What is the performance of STL bitset::count() met

2020-08-17 17:43发布

问题:

I searched around and could not find the performance time specifications for bitset::count(). Does anybody know what it is (O(n) or better) and where to find it?

EDIT By STL I refer only to the Standard Template Library.

回答1:

I read this file (C:\cygwin\lib\gcc\i686-pc-cygwin\3.4.4\include\c++\bitset) on my computer.
See these

/// Returns the number of bits which are set.
size_t
count() const { return this->_M_do_count(); }      

size_t
_M_do_count() const
{
  size_t __result = 0;
  for (size_t __i = 0; __i < _Nw; __i++)
  __result += __builtin_popcountl(_M_w[__i]);
  return __result;
}

BTW, this is where _Nw is specified:

  template<size_t _Nw>
    struct _Base_bitset

Thus it's O(n) in gcc implementation. We conclude the specification doesn't require it better than O(n). And nobody in their right mind will implement it in a way worse than that. We can then safely assume that it's at worst O(n). Possibly better but you can never count on that.



回答2:

I can't be sure what you really mean by "STL" here, due to a prevailing misuse of the term in the C++ community.

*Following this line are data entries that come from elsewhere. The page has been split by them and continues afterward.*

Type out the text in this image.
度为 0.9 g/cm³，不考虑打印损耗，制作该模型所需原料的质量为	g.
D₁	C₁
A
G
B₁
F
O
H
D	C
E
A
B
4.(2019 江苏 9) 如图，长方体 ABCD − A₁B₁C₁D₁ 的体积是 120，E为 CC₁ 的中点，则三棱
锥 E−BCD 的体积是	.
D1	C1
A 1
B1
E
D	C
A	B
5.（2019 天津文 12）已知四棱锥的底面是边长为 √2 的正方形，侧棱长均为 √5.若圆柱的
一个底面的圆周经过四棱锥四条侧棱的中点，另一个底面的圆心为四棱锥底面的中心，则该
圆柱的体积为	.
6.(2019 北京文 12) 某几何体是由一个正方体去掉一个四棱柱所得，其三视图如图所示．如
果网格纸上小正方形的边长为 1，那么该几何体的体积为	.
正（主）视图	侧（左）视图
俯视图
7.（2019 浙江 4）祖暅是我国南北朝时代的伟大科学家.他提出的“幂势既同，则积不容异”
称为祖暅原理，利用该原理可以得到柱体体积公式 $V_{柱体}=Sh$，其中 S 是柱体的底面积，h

  • The C++ Standard (2003) makes no mandate for the performance of std::bitset::count() (or, in fact, any members of std::bitset as far as I can see).

  • I can't find any reference suggesting a mandate for the performance of STL's bitset::count() either.

I think any sane implementation will provide this in constant (or at worst linear) time, though. However, this is merely a feeling. Check yours to find out what you'll actually get.



回答3:

"SGI's reference implementation runs in linear time with respect to the number of bytes needed to store the bits. It does this by creating a static array of 256 integers. The value stored at ith index in the array is the number of bits set in the value i."

http://www.cplusplus.com/forum/general/12486/



回答4:

I'm not sure you're going to find a specification for that, since the STL doesn't typically require a certain level of performance. I've seen hints that it's "fast", around 1 cycle per bit in the set's size. You can of course read your particular implementation's code to find out what to expect.